When using kerple log, 1024 length-75.84, 2048 length - 73.64, 4096 length - 72.59 It is maintained even when increasing the inference length than trained length and shows better performance than the original learned position.

original

        if not self.is_cross_attention:
            # if only "normal" attention layer implements causal mask
            query_length, key_length = query.size(-2), key.size(-2)
            causal_mask = self.bias[:, :, key_length - query_length : key_length, :key_length]
            mask_value = torch.finfo(attn_weights.dtype).min
            # Need to be a tensor, otherwise we get error: `RuntimeError: expected scalar type float but found double`.
            # Need to be on the same device, otherwise `RuntimeError: ..., x and y to be on the same device`
            mask_value = torch.full([], mask_value, dtype=attn_weights.dtype).to(attn_weights.device)
            attn_weights = torch.where(causal_mask, attn_weights.to(attn_weights.dtype), mask_value)

modify

        if not self.is_cross_attention:
            # if only "normal" attention layer implements causal mask
            query_length, key_length = query.size(-2), key.size(-2)
            causal_mask = self.bias[:, :, key_length - query_length : key_length, :key_length]
            if self.cached_seq_len != key_length:
                diff = torch.tril(
                    torch.arange(key_length, device=query.device).view(key_length, 1).repeat(1, key_length)
                    + torch.arange(0, -key_length, -1, device=query.device)
                )
                diff = diff.to(query.dtype)
                self.cached_seq_len = key_length
                self.cached_matrix = diff
            else:
                diff = self.cached_matrix
            kerple_bias = -self.kerple_bias_p*torch.log(1+self.kerple_bias_a*diff) # log kernel

            mask_value = torch.finfo(attn_weights.dtype).min
            # Need to be a tensor, otherwise we get error: `RuntimeError: expected scalar type float but found double`.
            # Need to be on the same device, otherwise `RuntimeError: ..., x and y to be on the same device`
            mask_value = torch.full([], mask_value, dtype=attn_weights.dtype).to(attn_weights.device)
            attn_weights += kerple_bias
            attn_weights = torch.where(causal_mask, attn_weights.to(attn_weights.dtype), mask_value)

thank you

chijames commented 1 year ago

Sweet! Thanks for sharing the numbers with us.

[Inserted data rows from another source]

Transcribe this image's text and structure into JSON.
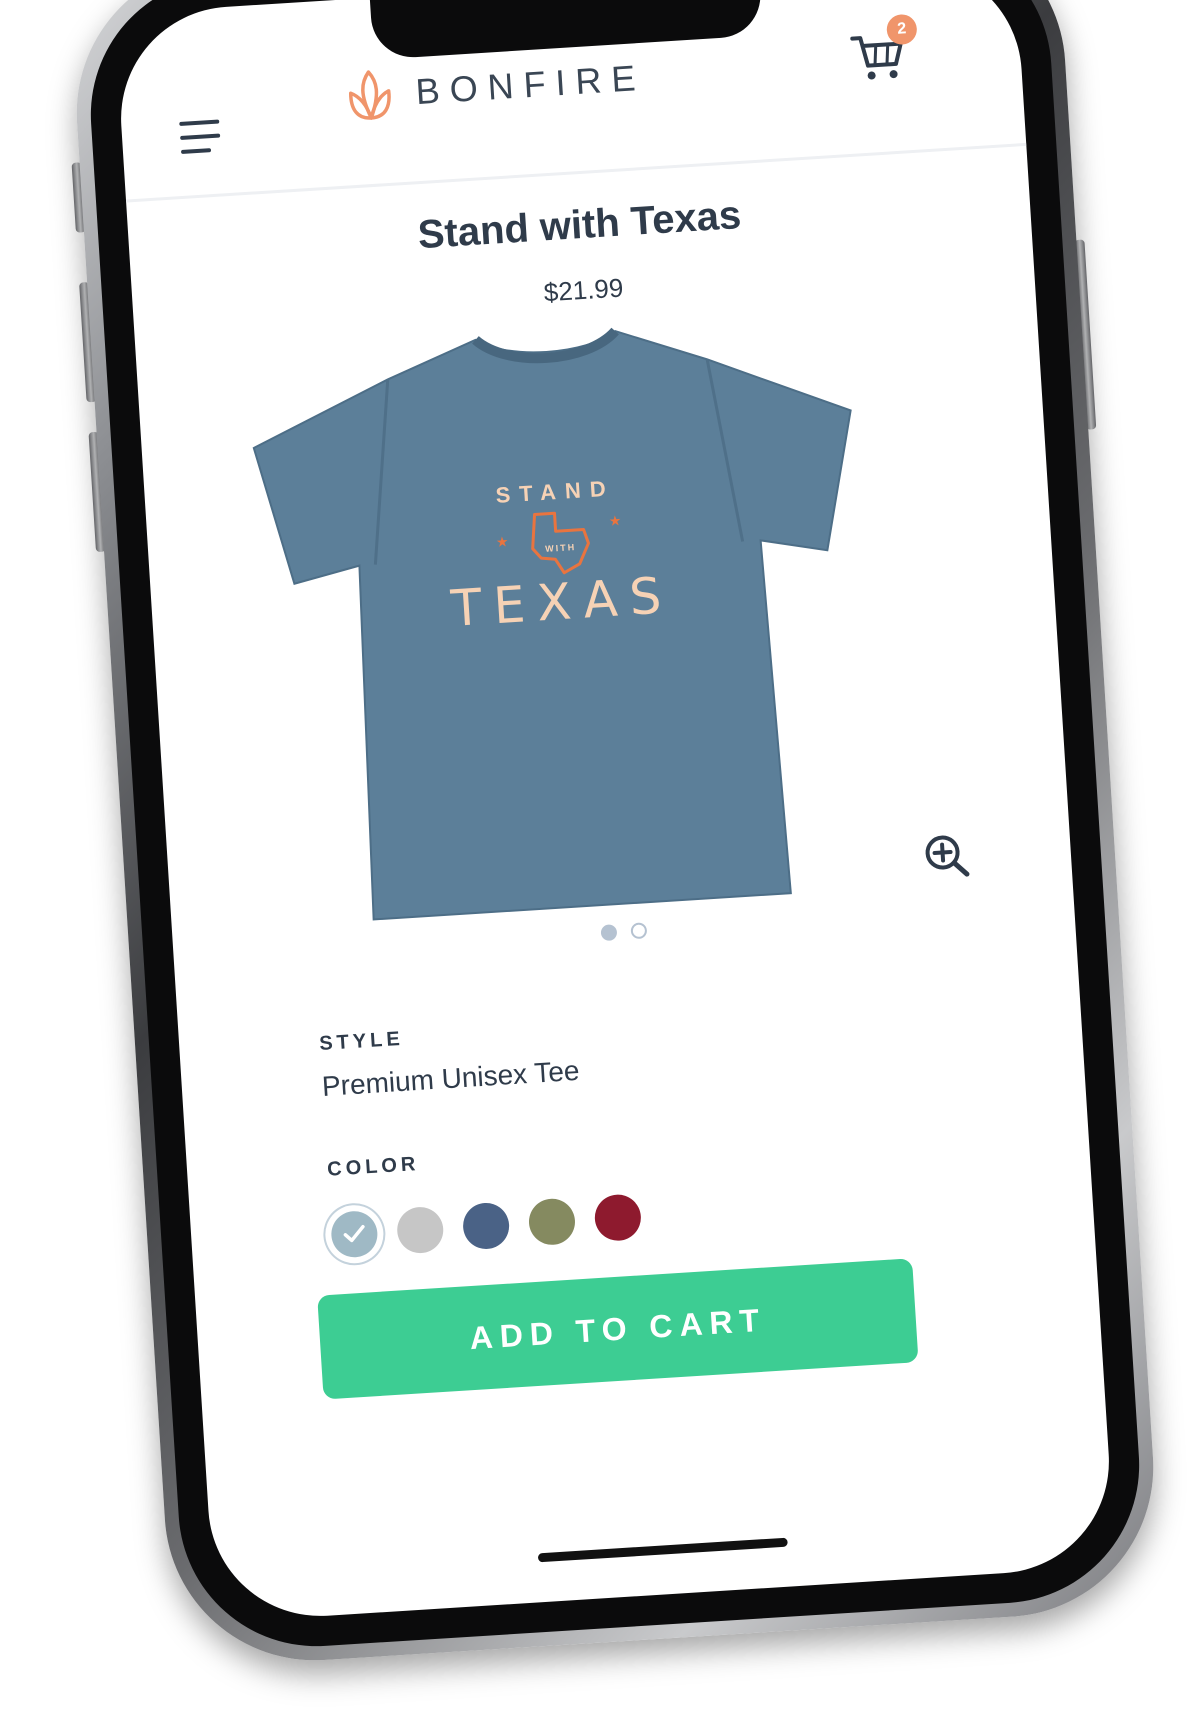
{
  "header": {
    "brand": "BONFIRE",
    "cart_count": "2"
  },
  "product": {
    "title": "Stand with Texas",
    "price": "$21.99",
    "image_text": {
      "line1": "STAND",
      "line2": "WITH",
      "line3": "TEXAS"
    }
  },
  "gallery": {
    "dots": [
      {
        "state": "active"
      },
      {
        "state": "inactive"
      }
    ]
  },
  "style": {
    "label": "STYLE",
    "value": "Premium Unisex Tee"
  },
  "color": {
    "label": "COLOR",
    "swatches": [
      {
        "hex": "#9fb9c5",
        "selected": true
      },
      {
        "hex": "#c6c6c6",
        "selected": false
      },
      {
        "hex": "#4a6286",
        "selected": false
      },
      {
        "hex": "#858a60",
        "selected": false
      },
      {
        "hex": "#8e1a2e",
        "selected": false
      }
    ]
  },
  "cta": {
    "label": "ADD TO CART"
  },
  "colors": {
    "accent": "#3dcd93",
    "brand": "#f0956b",
    "text": "#2f3b4a",
    "shirt": "#5c7f99"
  },
  "icons": [
    "menu-icon",
    "bonfire-logo-icon",
    "cart-icon",
    "zoom-in-icon",
    "check-icon"
  ]
}
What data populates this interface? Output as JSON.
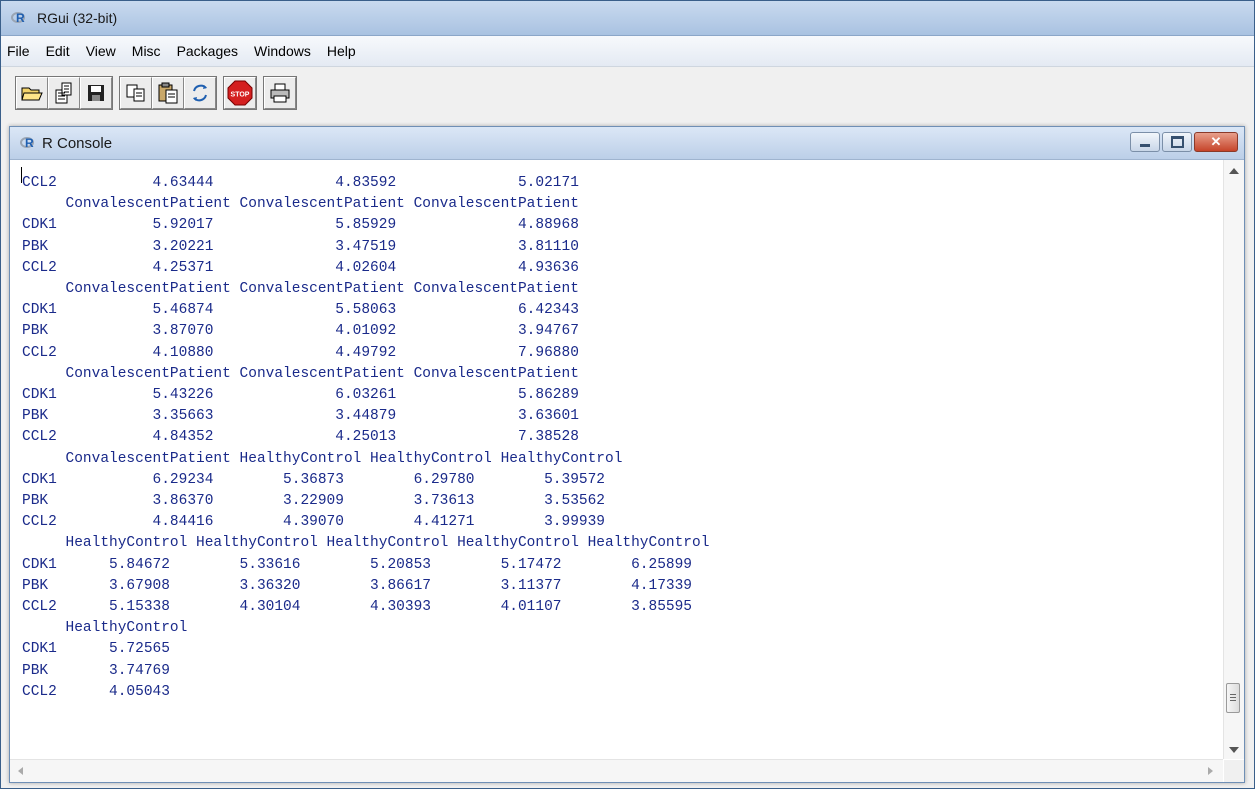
{
  "app": {
    "title": "RGui (32-bit)"
  },
  "menu": [
    "File",
    "Edit",
    "View",
    "Misc",
    "Packages",
    "Windows",
    "Help"
  ],
  "toolbar": {
    "buttons": [
      "open-script",
      "load-workspace",
      "save-workspace",
      "copy",
      "paste",
      "copy-and-paste",
      "stop",
      "print"
    ],
    "stop_label": "STOP"
  },
  "console": {
    "title": "R Console",
    "output_lines": [
      "CCL2           4.63444              4.83592              5.02171",
      "     ConvalescentPatient ConvalescentPatient ConvalescentPatient",
      "CDK1           5.92017              5.85929              4.88968",
      "PBK            3.20221              3.47519              3.81110",
      "CCL2           4.25371              4.02604              4.93636",
      "     ConvalescentPatient ConvalescentPatient ConvalescentPatient",
      "CDK1           5.46874              5.58063              6.42343",
      "PBK            3.87070              4.01092              3.94767",
      "CCL2           4.10880              4.49792              7.96880",
      "     ConvalescentPatient ConvalescentPatient ConvalescentPatient",
      "CDK1           5.43226              6.03261              5.86289",
      "PBK            3.35663              3.44879              3.63601",
      "CCL2           4.84352              4.25013              7.38528",
      "     ConvalescentPatient HealthyControl HealthyControl HealthyControl",
      "CDK1           6.29234        5.36873        6.29780        5.39572",
      "PBK            3.86370        3.22909        3.73613        3.53562",
      "CCL2           4.84416        4.39070        4.41271        3.99939",
      "     HealthyControl HealthyControl HealthyControl HealthyControl HealthyControl",
      "CDK1      5.84672        5.33616        5.20853        5.17472        6.25899",
      "PBK       3.67908        3.36320        3.86617        3.11377        4.17339",
      "CCL2      5.15338        4.30104        4.30393        4.01107        3.85595",
      "     HealthyControl",
      "CDK1      5.72565",
      "PBK       3.74769",
      "CCL2      4.05043"
    ]
  },
  "colors": {
    "console_text": "#1a2a8a",
    "r_blue": "#1f5fb0",
    "stop_red": "#d42020"
  }
}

There is a potential bug in the "modify" implementation. We need additional constraints on bias_a and bias_p:

self.bias_p.data = self.bias_p.data.clamp(min=self.eps)
self.bias_a.data = self.bias_a.data.clamp(min=self.eps)

to make sure they are always positive. It would be better if you safeguard them from going to negative.

It's very lucky that your experiments worked because if these two parameters become negative during the training process, kerple will no longer maintain the CPD property. For more information, please refer to Corollary 1 in sec. 3.2 and Practical Choice. in sec. 4 of our paper:

image bias_a = r_2 and bias_p = r_1. c can be safely ignored in the implementation.

switiz commented 1 year ago

Thank you for your kind recommendation.

I performed the model train again by applying the clamp, and the result was similar to the previous one. Maybe I was the lucky guy. :) In the final implementation, I will implement and apply it according to your guide. thank you

switiz commented 1 year ago

One thing I'm curious about is that your method seems to be based on the causal mask, but I wonder if it can be applied to a bidirectional transformer, for example, bert or encoder/decoder model like t5

kerple have a learnable parameter, so it might be possible, but have you ever tried it?

Because in the case of t5 relative position, it is also effective in bi direction, but it is slow so I wonder if it can be replaced. thank you

chijames commented 1 year ago

T5 has three attention mechanisms: encoder-only, cross, and decoder-only. The cross attention mechanism doesn't seem to have positional embeddings in its original form (?), so I think there is no need to add kerple to it. As for the encoder-only mechanism (also like BERT), I think kerple is definitely applicable after we discard the causal mask. I haven't tried it though.